In the afterglow of summer heat, the fruits have garnered goodness and we’re inundated with wild berries that can be turned into boozy infusions, concocted into syrups and used to create zingy tasting shrubs. From arctic blueberries to elderberries; serviceberries to rowanberries; cloudberries to wild aronia we are spoiled for choice.
What better way, to toast to the end of the summer season, than a cocktail stirred or shaken with indigenous wild ingredients.
This week I'm shining the spotlight on the often overlooked, slightly scary, but a giant in the world of foraging – the chokecherry.
Chokecherry’s (Prunus virginiana) are also called wild and black cherries and belong to the rose (Rosaceae) family. The chokecherry is a stone fruit and therefore not technically a berry. They get their name from their strong sour taste, particularly when eaten raw and directly from the tree. Like cherries and apricots, the pits contain and should not be consumed. Have you stopped reading yet? Keep reading… The chokecherry’s astringent taste mellows out when it is dried or cooked and the hydrocyanic acid is destroyed with heat when cooked.
They grow wild throughout most of North America, with a range from Newfoundland to Saskatchewan, and as far south as North Carolina, and are actually the official state fruit of North Dakota. In May, they become covered with long white blossoms whose unique aroma fills the air with a sweet fragrance reminiscent of almonds. Round green cherries eventually replace the flowers — when they reach pea-size. The fruits turn a deep purplish red or black that signals every bird to come and feast. Harvesting the berries, is often a race with the birds.
The berries will turn almost black when they’re ripe in late summer to early fall. Picking one for taste is the best way to test for ripeness. If you get a first taste of astringent or bitter, you will need to hold back and wait for a few more weeks. When they are blackish maroon and sweet, you are in the harvest zone.
The ripe berries are 8-10mm in diameter and contain a single large stone. If you have several seeds in your pickings, you may have found some chokeberries, also part of the Roseceae family, but not chokecherry.
Eaten fresh or cooked, chokecherries are abundant and easy to gather. A friend’s cottage in Beach Meadows has an entire row of trees growing in her backyard, but you will find them thriving in open sites across the province and because birds distribute the seeds, it takes root on the borders of woods, in clearings, and along ditch banks.
A traditional First Nation’s method of preparing the berries was to crush them between two stones and then warm them up in a pan with lard and sugar. Crushed and dried, the berries were used in cakes or cooked in stews. The sticks were also used to roast game, because the wood did not burn easily and added spice to the meat. Twigs were also used to make pins and cross-sticks for tepees.

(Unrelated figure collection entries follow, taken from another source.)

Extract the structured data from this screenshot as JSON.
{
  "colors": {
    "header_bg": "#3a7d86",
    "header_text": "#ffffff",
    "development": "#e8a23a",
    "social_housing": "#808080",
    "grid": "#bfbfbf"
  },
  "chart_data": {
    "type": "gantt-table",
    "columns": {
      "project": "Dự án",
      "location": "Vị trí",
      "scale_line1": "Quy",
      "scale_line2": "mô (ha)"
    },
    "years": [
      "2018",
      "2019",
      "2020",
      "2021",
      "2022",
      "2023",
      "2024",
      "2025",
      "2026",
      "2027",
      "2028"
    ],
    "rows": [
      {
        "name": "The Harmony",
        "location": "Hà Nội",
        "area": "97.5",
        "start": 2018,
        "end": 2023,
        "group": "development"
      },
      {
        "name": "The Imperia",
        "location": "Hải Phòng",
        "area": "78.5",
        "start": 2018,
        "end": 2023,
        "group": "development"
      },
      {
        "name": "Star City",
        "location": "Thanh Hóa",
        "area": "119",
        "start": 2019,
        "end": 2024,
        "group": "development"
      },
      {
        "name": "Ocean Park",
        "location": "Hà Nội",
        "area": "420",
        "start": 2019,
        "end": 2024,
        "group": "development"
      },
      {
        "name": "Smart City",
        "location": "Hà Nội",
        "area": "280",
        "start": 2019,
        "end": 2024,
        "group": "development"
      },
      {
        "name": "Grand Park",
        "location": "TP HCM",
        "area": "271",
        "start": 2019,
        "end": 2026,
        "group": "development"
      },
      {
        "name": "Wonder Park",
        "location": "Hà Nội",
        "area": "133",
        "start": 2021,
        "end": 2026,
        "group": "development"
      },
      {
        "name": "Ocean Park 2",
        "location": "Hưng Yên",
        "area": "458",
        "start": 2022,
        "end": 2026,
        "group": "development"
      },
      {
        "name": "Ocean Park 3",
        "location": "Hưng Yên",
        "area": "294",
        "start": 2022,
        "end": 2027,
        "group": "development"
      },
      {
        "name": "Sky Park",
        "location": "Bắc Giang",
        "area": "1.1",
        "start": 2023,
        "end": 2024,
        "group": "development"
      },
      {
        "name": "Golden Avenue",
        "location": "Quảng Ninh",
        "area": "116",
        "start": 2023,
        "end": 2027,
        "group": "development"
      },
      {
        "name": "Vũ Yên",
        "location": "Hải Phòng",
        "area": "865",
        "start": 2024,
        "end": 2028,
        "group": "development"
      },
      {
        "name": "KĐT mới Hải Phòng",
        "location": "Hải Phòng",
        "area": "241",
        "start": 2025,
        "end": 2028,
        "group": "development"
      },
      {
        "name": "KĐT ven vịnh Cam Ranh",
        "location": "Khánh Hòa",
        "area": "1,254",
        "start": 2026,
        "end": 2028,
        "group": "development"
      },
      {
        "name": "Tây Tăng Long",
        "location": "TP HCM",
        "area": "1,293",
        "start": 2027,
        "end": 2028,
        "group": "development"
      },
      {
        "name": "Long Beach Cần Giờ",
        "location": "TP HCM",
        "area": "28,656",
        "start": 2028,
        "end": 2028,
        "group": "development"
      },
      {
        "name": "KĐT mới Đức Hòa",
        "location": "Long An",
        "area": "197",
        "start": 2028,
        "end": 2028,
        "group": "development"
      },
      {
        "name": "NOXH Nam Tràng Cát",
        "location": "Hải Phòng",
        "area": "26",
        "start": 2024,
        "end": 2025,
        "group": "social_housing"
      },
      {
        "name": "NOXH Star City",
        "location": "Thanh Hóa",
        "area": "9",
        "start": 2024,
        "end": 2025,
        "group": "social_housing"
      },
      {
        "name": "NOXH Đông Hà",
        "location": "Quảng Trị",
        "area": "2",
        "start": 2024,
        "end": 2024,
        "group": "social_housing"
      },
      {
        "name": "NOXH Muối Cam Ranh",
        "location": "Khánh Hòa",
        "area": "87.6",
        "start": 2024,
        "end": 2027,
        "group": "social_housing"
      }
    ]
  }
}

These days’ chokecherries are mainly used to make jelly, which is delicious when eaten with game meats, duck or ripe aged cheese. Barmen are also discovering their unique flavour profile and creating shrubs and syrups from the berries. Chris Milligan, a veteran mixicologist at the Hotel St Francis in Santa Fe, makes a chokecherry syrup that he mixes with añejo (aged) tequila, sweet vermouth, sage, and Mexican mole bitters.
Turning the chokecherry’s into fuchsia coloured syrup is one of the easiest ways to make use of them. The syrup is delicious poured over pancakes, drizzled over baked Brie or used as a glaze for roast chicken.
They are perfect for creating shrubs that will add a twist to any cocktail. Take the cherry syrup, combine it with a little vinegar, let it stand for a while, bottle it, and you’ve got yourself a shrub. Vinegar is a natural preservative that will allow the use of the shrub year round when the fruit is not in season.
1 cup chokecherry
1 cup sugar
1 cup water
Remove stems and rinse cherries with cold water. Add cherries to a pot. Add enough water to cover the cherries. Bring to a boil, and then cook over medium heat for 15 minutes or until soft. Gently mash the soft cherries and pour through a fine-mesh strainer or double-layered cheesecloth to remove skins and pits.